Seram, 200 Kucing Di Prancis Mati Akibat Di Racun – Lebih dari 200 ekor kucing mati diracun jangka waktu sebulan di Saint-Martin-de-la-Mer, suatu kota resor di timur Prancis. Kematian beberapa ratus kucing akibatnya toksin itu menimbulkan ketakutan penduduk dikarenakan toksin punya harapan mengontaminasi anak-anak dengan tidak berniat.

Golongan perlindungan satwa di kota itu menganggap “pembunuh kucing berantai” yg meracuni beberapa ratus hewan itu. Tidak cuman beberapa ratus kucing, hewan pengerat serta burung di kota itu juga mati akibatnya terkontaminasi toksin.

”Atmosfer udah jadi kebencian, tiada yg meyakini siapa-siapa saja, ” keluh seseorang masyarakat setempat, Genevieve, seperti diambil oleh surat berita Prancis, Ouest-France, Selasa (6/6/2017). ”Kami segala takut anak dapat menelan lebih dari satu toksin misterius ini. ”

Asosiasi pelindung kucing liar kota setempat udah memberikan laporan persoalan ini ke polisi. Mereka menginginkan postmortikel dijalankan pada bangkai kucing buat tentukan yang memicu sebetulnya kematian beberapa ratus hewan itu.

Seseorang saksi mata menuturkan terhadap koran L’Independant bahwa mereka memandang pelet biru menebar di lebih dari satu jalan raya yg peluang merupakan toksin yg membunuh beberapa ratus kucing.

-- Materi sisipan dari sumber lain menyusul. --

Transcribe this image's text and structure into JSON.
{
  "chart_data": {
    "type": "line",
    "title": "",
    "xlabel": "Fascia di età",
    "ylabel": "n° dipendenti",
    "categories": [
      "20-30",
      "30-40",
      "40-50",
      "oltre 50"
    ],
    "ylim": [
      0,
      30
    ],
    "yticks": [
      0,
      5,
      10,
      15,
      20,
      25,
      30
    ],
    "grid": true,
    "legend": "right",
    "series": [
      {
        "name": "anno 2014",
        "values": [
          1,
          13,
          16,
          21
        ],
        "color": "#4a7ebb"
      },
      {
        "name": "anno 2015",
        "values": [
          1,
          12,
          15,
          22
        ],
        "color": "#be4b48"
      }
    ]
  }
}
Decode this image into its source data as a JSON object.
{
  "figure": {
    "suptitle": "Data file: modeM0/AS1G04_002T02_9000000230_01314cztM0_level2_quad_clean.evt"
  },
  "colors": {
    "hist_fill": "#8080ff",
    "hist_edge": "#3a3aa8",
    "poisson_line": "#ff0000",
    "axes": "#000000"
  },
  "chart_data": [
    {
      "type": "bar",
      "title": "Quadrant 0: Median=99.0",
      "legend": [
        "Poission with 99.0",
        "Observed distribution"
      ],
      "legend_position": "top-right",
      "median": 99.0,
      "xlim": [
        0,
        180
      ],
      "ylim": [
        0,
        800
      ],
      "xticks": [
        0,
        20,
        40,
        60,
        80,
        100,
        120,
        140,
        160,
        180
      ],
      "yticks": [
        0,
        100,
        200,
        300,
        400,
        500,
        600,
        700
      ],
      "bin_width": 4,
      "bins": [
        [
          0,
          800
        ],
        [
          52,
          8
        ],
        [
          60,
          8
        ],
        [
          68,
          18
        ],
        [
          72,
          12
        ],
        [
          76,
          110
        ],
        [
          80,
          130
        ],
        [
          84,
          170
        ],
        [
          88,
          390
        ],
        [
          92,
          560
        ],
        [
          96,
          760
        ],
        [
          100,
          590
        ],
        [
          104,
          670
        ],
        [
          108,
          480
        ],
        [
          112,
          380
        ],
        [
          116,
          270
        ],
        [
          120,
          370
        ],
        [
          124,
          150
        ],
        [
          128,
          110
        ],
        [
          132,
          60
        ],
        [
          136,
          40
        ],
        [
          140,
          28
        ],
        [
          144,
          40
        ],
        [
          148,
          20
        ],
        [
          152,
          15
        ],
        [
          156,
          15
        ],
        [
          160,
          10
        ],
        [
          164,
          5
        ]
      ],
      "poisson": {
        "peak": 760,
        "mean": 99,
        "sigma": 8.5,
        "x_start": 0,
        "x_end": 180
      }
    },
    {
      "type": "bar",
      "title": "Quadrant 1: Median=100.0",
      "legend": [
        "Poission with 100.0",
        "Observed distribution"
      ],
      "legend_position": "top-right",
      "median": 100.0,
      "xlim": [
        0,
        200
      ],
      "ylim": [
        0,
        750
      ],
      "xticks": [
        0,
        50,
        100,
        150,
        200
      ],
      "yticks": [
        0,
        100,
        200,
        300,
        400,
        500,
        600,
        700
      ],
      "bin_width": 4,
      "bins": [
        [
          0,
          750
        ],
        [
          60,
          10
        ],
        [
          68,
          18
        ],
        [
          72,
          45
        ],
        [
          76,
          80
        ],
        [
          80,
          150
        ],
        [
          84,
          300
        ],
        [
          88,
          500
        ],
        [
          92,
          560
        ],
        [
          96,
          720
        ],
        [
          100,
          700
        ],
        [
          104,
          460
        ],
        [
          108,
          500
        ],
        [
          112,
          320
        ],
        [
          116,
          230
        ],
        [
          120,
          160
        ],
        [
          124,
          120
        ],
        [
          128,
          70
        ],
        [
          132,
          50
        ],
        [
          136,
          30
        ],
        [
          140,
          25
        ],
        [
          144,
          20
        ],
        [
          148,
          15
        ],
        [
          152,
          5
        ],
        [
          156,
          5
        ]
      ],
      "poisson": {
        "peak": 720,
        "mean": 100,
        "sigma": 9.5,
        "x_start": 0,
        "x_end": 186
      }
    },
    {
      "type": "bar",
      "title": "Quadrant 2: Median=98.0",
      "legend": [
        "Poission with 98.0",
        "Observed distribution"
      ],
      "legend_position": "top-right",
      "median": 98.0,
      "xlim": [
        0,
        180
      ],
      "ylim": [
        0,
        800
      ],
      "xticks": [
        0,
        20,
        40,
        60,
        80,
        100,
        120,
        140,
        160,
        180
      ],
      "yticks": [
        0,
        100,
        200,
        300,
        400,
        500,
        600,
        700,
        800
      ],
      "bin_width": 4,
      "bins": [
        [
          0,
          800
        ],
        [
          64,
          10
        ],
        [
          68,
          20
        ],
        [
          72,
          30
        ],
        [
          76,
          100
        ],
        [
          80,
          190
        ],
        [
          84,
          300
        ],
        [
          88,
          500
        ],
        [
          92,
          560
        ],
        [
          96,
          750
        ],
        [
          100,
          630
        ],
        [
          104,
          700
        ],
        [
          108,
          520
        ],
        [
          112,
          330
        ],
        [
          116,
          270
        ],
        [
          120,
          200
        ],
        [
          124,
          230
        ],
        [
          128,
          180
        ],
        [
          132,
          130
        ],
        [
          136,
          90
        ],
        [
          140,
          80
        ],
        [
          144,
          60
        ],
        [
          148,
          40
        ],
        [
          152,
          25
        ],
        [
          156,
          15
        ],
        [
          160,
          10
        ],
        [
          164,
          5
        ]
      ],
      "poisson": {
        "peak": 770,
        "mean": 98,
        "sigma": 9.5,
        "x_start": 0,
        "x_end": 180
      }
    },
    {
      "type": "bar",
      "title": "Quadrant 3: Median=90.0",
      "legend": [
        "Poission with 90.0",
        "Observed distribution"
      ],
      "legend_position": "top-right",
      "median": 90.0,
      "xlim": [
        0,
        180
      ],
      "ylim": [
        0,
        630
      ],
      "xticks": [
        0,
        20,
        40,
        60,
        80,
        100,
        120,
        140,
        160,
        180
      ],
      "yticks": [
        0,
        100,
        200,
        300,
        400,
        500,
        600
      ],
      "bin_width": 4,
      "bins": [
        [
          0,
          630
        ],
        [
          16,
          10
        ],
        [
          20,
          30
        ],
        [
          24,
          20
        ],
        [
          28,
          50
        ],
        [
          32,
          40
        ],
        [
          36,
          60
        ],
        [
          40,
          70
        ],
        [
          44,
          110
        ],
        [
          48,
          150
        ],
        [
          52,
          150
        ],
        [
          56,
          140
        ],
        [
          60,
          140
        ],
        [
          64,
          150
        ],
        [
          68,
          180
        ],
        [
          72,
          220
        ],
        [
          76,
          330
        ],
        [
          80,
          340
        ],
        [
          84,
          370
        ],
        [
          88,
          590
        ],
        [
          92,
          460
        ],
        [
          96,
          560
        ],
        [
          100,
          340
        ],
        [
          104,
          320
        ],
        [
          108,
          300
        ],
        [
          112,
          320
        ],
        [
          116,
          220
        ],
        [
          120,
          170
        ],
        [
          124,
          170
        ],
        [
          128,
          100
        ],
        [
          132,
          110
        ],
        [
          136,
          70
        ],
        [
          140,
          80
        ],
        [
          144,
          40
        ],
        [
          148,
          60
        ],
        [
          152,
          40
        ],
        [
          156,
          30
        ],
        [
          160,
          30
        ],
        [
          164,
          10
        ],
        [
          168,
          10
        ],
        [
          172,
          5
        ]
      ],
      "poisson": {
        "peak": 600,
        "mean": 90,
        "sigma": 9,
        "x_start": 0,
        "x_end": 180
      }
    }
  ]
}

Tapi, pelet biru rata-rata difungsikan di kota itu buat membunuh siput.

Disamping itu, pihak berwenang kota udah melaksanakan uji-coba pada sampel makanan serta lagi tengah tunggu akhirnya.

Wakil wali kota setempat, Andre Ruiz, yg memikul tanggung jawab atas keamanan kota, menuturkan bahwa pemerintah kota menganggap ada satu orang yg turut serta dalam pembunuhan beberapa ratus kucing itu. Tapi, pemerintah masihlah menyelidiki buat jelas apakah kucing-kucing di kota itu sebagai sasaran sebetulnya dari pembunuh itu atau bukan hanya.